Kuja

Drama


The whole world is a stage- and like any stage, he dominates it. There can be no room for insipid co-stars, like the Elephant Lady. Garland may have tried to insert himself into the act, a la deus ex machina, but in the end it was he, Kuja, who had the last laugh. Terra lies in ruins, its punishment for harbouring the vast decay that inspired Garland to spawn him. There seems little left to do.

But there's one final act to be accomplished, first: the tragic death of the star's own brother. It's a delicious smattering of irony, quite fitting for the curtain call. A case of the Emperor versus the Fool (where did he read that before? Perhaps another by Lord Avon), except this time, the clown shan't win.

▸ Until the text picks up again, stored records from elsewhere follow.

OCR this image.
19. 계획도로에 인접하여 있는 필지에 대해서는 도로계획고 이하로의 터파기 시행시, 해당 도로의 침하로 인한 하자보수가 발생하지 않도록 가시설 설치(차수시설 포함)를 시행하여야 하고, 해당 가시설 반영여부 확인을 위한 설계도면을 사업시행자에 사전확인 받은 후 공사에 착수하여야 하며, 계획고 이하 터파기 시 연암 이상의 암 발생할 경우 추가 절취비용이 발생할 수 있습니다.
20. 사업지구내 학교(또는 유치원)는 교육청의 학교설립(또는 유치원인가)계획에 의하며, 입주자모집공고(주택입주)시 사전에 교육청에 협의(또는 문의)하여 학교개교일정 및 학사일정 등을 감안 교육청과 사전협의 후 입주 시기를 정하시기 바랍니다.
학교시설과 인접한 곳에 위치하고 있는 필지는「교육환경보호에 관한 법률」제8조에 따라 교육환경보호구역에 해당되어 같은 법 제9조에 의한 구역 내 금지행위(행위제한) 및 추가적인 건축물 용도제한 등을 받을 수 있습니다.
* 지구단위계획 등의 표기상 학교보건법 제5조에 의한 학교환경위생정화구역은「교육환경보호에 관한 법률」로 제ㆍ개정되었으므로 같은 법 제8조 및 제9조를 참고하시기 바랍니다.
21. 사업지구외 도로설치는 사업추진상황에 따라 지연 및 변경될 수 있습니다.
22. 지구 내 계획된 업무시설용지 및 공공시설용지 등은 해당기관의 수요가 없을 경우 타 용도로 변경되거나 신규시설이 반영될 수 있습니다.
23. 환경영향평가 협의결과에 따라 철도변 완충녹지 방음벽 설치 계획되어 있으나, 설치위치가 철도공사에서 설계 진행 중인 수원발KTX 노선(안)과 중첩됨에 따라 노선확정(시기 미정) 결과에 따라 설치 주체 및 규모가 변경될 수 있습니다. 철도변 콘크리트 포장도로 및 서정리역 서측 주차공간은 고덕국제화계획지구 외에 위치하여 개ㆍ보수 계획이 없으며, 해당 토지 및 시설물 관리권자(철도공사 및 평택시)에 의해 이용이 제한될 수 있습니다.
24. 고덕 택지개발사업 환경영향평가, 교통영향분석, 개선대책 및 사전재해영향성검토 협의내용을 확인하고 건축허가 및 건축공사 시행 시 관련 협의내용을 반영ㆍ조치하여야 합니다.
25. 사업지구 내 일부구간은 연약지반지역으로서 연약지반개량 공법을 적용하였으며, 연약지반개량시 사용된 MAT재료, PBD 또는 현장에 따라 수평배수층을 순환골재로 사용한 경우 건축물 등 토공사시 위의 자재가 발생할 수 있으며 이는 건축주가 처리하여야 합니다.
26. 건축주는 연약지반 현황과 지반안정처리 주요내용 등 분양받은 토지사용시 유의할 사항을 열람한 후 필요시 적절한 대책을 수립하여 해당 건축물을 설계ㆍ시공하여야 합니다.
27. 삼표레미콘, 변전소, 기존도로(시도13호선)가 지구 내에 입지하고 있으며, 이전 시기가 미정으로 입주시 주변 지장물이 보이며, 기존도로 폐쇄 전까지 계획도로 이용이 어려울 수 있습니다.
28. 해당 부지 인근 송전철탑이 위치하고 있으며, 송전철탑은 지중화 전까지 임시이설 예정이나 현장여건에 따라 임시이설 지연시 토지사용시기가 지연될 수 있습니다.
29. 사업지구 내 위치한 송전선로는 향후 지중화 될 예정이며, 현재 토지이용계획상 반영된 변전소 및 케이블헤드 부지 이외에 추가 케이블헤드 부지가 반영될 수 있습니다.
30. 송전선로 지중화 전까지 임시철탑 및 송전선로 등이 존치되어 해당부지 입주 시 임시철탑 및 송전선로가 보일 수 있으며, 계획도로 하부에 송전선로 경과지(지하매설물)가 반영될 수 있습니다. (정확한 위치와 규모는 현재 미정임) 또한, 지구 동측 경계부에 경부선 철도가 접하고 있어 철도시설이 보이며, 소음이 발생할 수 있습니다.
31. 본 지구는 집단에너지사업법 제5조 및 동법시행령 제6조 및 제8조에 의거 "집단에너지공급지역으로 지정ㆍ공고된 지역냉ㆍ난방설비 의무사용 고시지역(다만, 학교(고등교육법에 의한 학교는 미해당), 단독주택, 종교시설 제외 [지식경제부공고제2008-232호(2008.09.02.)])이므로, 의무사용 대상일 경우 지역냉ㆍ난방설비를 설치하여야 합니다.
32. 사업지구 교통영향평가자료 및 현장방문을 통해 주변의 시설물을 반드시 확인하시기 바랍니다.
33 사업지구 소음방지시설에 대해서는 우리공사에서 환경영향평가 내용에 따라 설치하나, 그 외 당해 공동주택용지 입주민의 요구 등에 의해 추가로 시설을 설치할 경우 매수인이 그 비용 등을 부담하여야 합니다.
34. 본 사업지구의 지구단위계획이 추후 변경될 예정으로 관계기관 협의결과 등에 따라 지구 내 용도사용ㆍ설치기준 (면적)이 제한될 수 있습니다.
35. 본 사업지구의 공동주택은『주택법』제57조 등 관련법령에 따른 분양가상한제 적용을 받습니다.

And all this because he unwittingly let a canary loose from its cage. Yes, that canary flits around his head even now, pecking and pecking, trying to find even the slightest weakness. It won't hold; he is perfect.

Truly, his is the essence of the play. In the first acts, nothing more than an overarching presence, casting everything in his shadow; slowly, slowly, he unveiled his hand, with a sense of theatrical timing that even Queen Brahne herself would have been able to appreciate. His perfection is boundless...

And yet, there is one thing he stubbornly ignores. One fact that the canary and the clown cling to desperately.

He is the essence of the play. And, like any play, he must end sooner rather than later.